Pub Date: Sept. 2nd, 1986
Publisher: St. Martin's

First published in South Africa (and a best-seller there) this is a kind of poor man's Rich Man, Poor Man in which a horde of fortune hunters descends upon Johannesburg in the late 19th century, looking for gold. It's 1890 as the British frigate The American sets sails from London, bound for South Africa and the gold fields around Johannesburg. On board are Leonard Penlynne, who will be working for a London gold syndicate; the American Walter Gardiner, who has been hired by Penlynne's rival, gruff tycoon Josh Rawlinson; and Rawlinson's lovely daughter Katherine, who is returning to South Africa after having had the finishing touches put on in England.

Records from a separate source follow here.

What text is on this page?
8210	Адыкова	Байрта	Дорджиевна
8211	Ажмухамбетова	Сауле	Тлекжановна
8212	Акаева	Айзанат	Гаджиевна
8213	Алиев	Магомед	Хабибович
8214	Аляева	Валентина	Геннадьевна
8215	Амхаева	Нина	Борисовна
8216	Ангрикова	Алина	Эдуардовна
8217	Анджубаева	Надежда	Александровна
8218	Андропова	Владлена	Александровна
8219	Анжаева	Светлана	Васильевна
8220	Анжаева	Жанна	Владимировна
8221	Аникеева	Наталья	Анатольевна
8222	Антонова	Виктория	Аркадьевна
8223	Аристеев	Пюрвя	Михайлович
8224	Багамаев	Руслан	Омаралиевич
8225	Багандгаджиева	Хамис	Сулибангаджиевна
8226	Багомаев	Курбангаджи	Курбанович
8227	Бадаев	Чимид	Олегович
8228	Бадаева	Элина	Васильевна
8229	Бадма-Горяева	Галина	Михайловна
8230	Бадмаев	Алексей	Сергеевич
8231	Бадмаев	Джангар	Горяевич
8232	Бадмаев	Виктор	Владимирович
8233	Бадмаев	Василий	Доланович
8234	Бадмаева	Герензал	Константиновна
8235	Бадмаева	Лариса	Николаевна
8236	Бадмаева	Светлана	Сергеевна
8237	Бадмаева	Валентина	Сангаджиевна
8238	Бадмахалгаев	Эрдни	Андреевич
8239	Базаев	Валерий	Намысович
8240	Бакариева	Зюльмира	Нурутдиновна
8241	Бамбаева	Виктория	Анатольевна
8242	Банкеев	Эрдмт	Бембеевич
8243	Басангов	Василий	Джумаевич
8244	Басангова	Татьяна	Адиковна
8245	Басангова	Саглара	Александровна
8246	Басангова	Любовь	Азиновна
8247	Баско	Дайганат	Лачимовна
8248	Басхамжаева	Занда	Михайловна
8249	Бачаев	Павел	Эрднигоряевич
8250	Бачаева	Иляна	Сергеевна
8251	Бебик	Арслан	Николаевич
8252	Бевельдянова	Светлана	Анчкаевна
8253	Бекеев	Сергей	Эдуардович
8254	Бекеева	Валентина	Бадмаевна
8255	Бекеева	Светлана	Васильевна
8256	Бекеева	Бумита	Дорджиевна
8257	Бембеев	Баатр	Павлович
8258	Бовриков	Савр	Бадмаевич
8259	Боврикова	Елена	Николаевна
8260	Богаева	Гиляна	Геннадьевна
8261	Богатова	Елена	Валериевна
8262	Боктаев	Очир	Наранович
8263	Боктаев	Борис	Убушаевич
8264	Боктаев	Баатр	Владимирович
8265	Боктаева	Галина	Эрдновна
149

Also on board is the usual cast of thousands--the upright young Scottish doctor, the Welsh mining agitator, the whore-with-the-heart-of-gold, and the street-urchin sibling stowaways: ""Soon, soon,"" the little boy says to his shivering sister, ""in South Africa it will all be different."" And once in Johannesburg, Brown puts them through their expected paces: Gardiner marries Katherine, and he and Josh Rawlinson fight Penlynne for supremacy in the gold mines. When Penlynne's wife is sent to Europe for treatment of sexual frigidity (""There's a man in Vienna. . .a Dr. Freud""), he takes up with the whore-with-the-heart-of-gold. Finally, Gardiner betrays Rawlinson and joins forces with Penlynne to import a Scottish chemist who has developed a wonderful new process to extract gold from ore, using cyanide. Penlynne and Gardiner become fabulously wealthy, but the embittered Rawlinson challenges their patent of the process in a lengthy court battle, and wins. And then dies patriarch, ally in bed. Penlynne makes it up with Dorothy (his now-returned wife) and both he and Gardiner set about building dynasties. Meanwhile, the Cast of thousands takes a breather, at least until the sequel. In all, standard.